Calvin Klein’s Spring 2026 campaign sharpens Veronica Leoni’s minimalist reset
Calvin Klein’s Spring 2026 images turn restraint into the point, with Juergen Teller’s candid eye and a beluga-black palette sharpened by candy pink and fern green.

Calvin Klein’s latest Spring 2026 campaign makes a clear argument: minimalism can still feel new when it is cut with nerve, movement and a little tension. Juergen Teller shot the images at the brand’s Spring 2026 show in New York City, so the clothes arrive with runway immediacy rather than the polish of a distant studio fantasy. That matters, because Veronica Leoni’s Calvin Klein Collection reset has been built around precision, craft and restraint, not logo-loud spectacle.
Leoni, named creative director of Calvin Klein Collection on May 30, 2024, was brought in to lead the line back to the runway after Calvin Klein paused fashion shows in 2019. This campaign is her second, and it sharpens the sense that the brand is trying to make stripped-back American luxury commercially fresh again after seasons of louder, more decorative fashion. The palette stayed tightly controlled: white, black and beluga, then quick jolts of candy pink and fern green. That kind of color discipline gives the clothes their charge. It also makes the occasional bright note feel deliberate, not ornamental.
The campaign’s cast reinforces the point. Loli Bahia, Stella Hanan, Grace Knipe, Lauren Huyskens, Libby Taverner, Justi Aegitos, Xiru Yang, Bai Ruien, Diane Chiu, Ruyu Chen and Perus Adolwi appear in the project, a lineup of 11 models that gives Leoni’s tailoring and pared-back separates a living, moving frame. Teller’s candid lens keeps the mood from turning rigid. The images feel observed rather than staged, which is exactly what gives this kind of minimalism its edge. It is controlled, but not cold.

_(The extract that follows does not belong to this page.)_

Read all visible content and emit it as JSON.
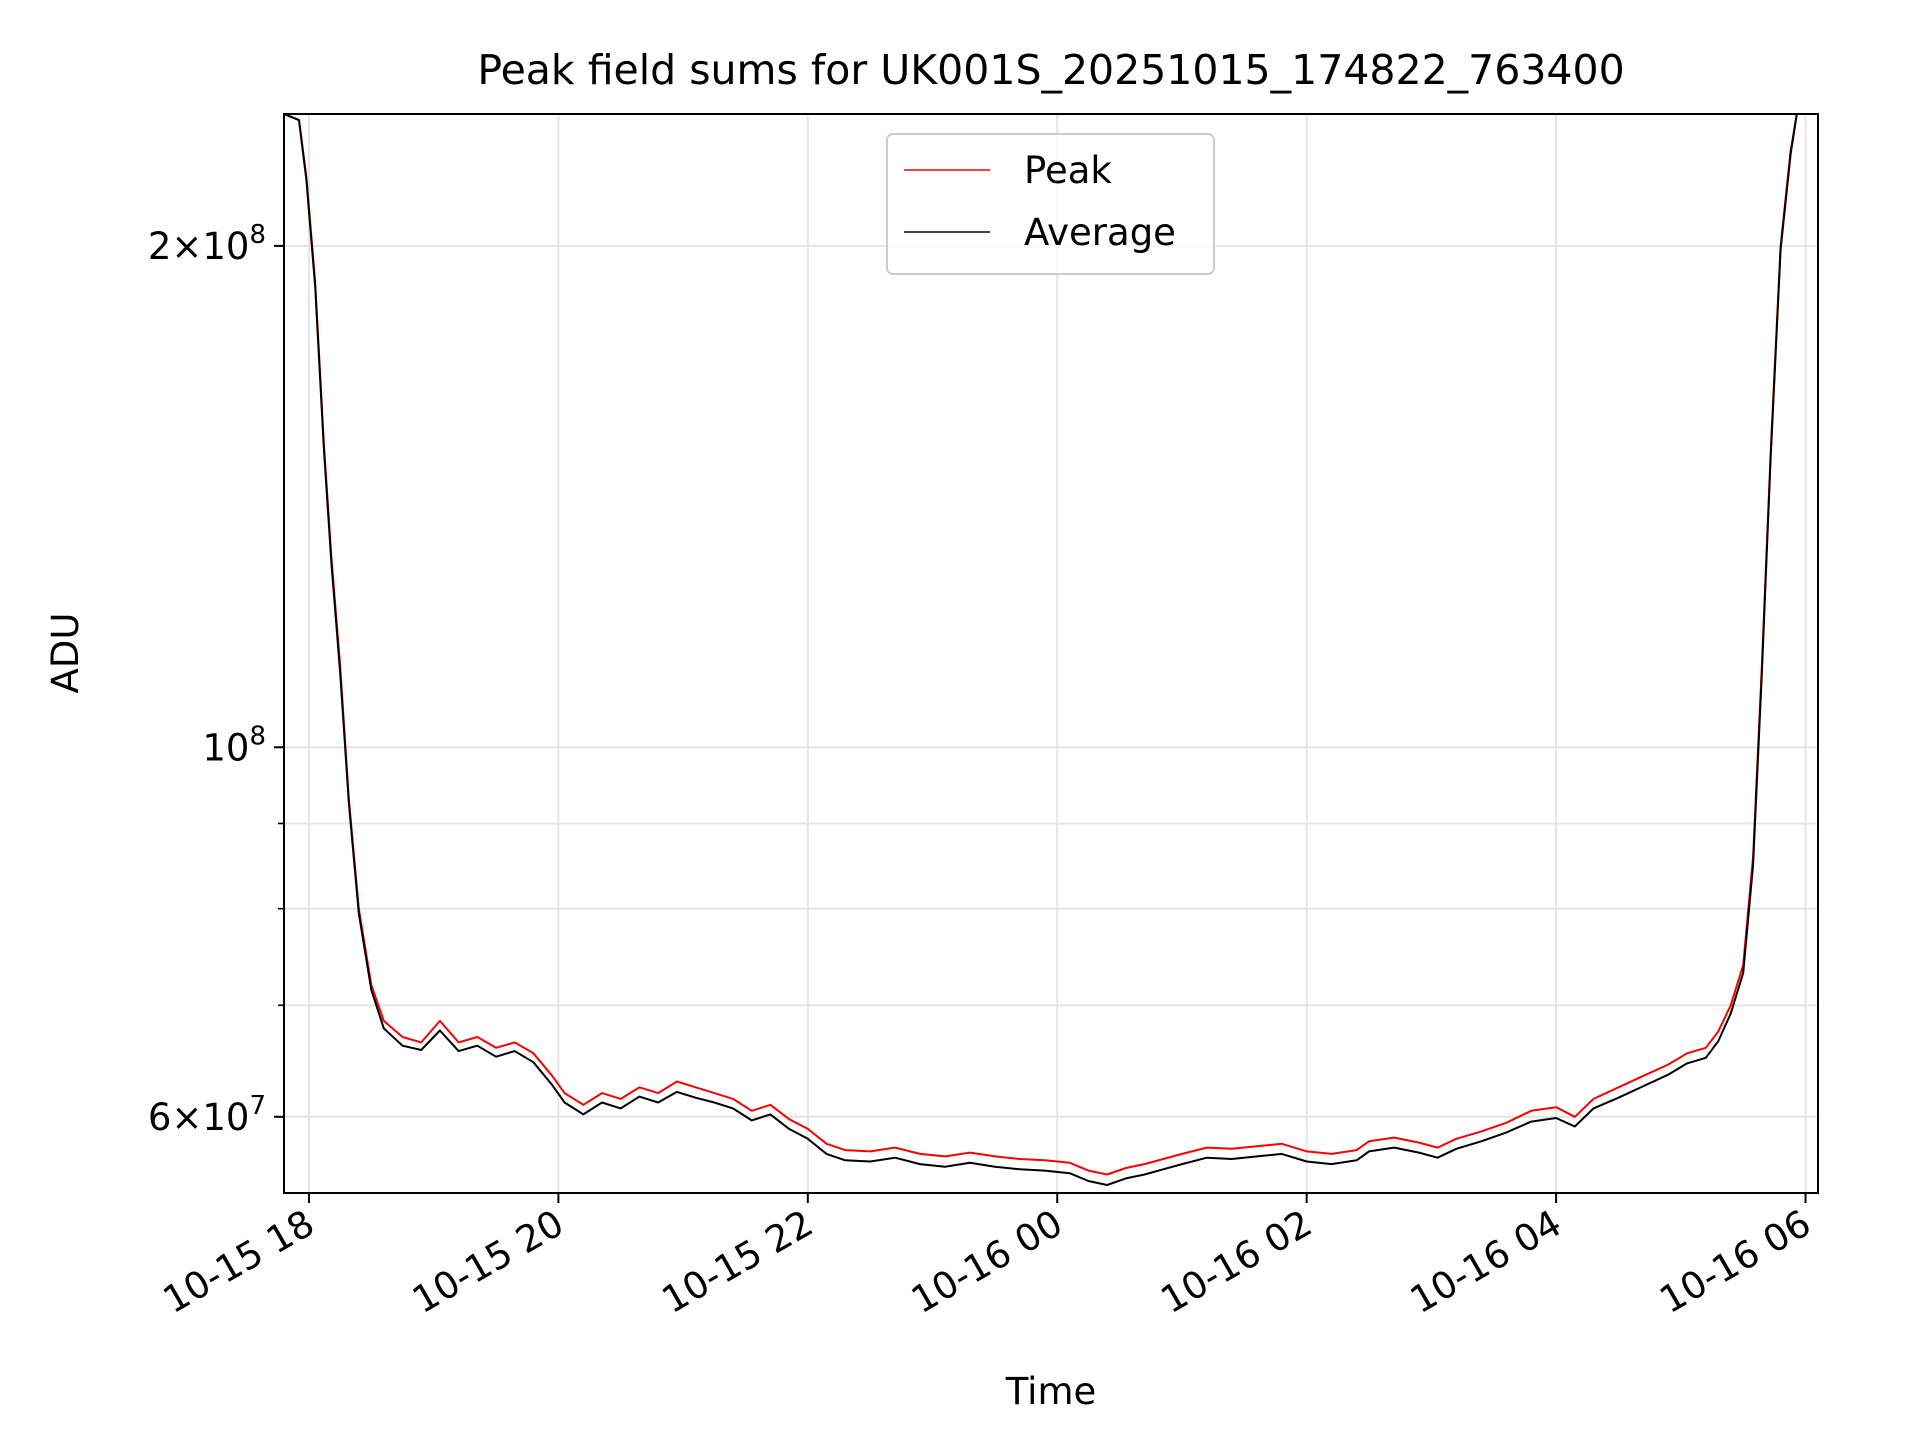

Calvin Klein described the Spring 2026 collection as expanding on the idea of clothes for life, with a “morning after” attitude that blends 9AM with 9PM. That is the right language for what Leoni is building. These are clothes that can move from day to night without a costume change, drawing on cinematic American characters in New York City and the practical elegance of versatile clothing systems. The result is less about nostalgia for Calvin Klein’s archive than about proving that its clean lines still have room to breathe. In a market crowded with noise, Leoni’s Calvin Klein is betting that restraint, handled with this much clarity, can feel like a luxury again.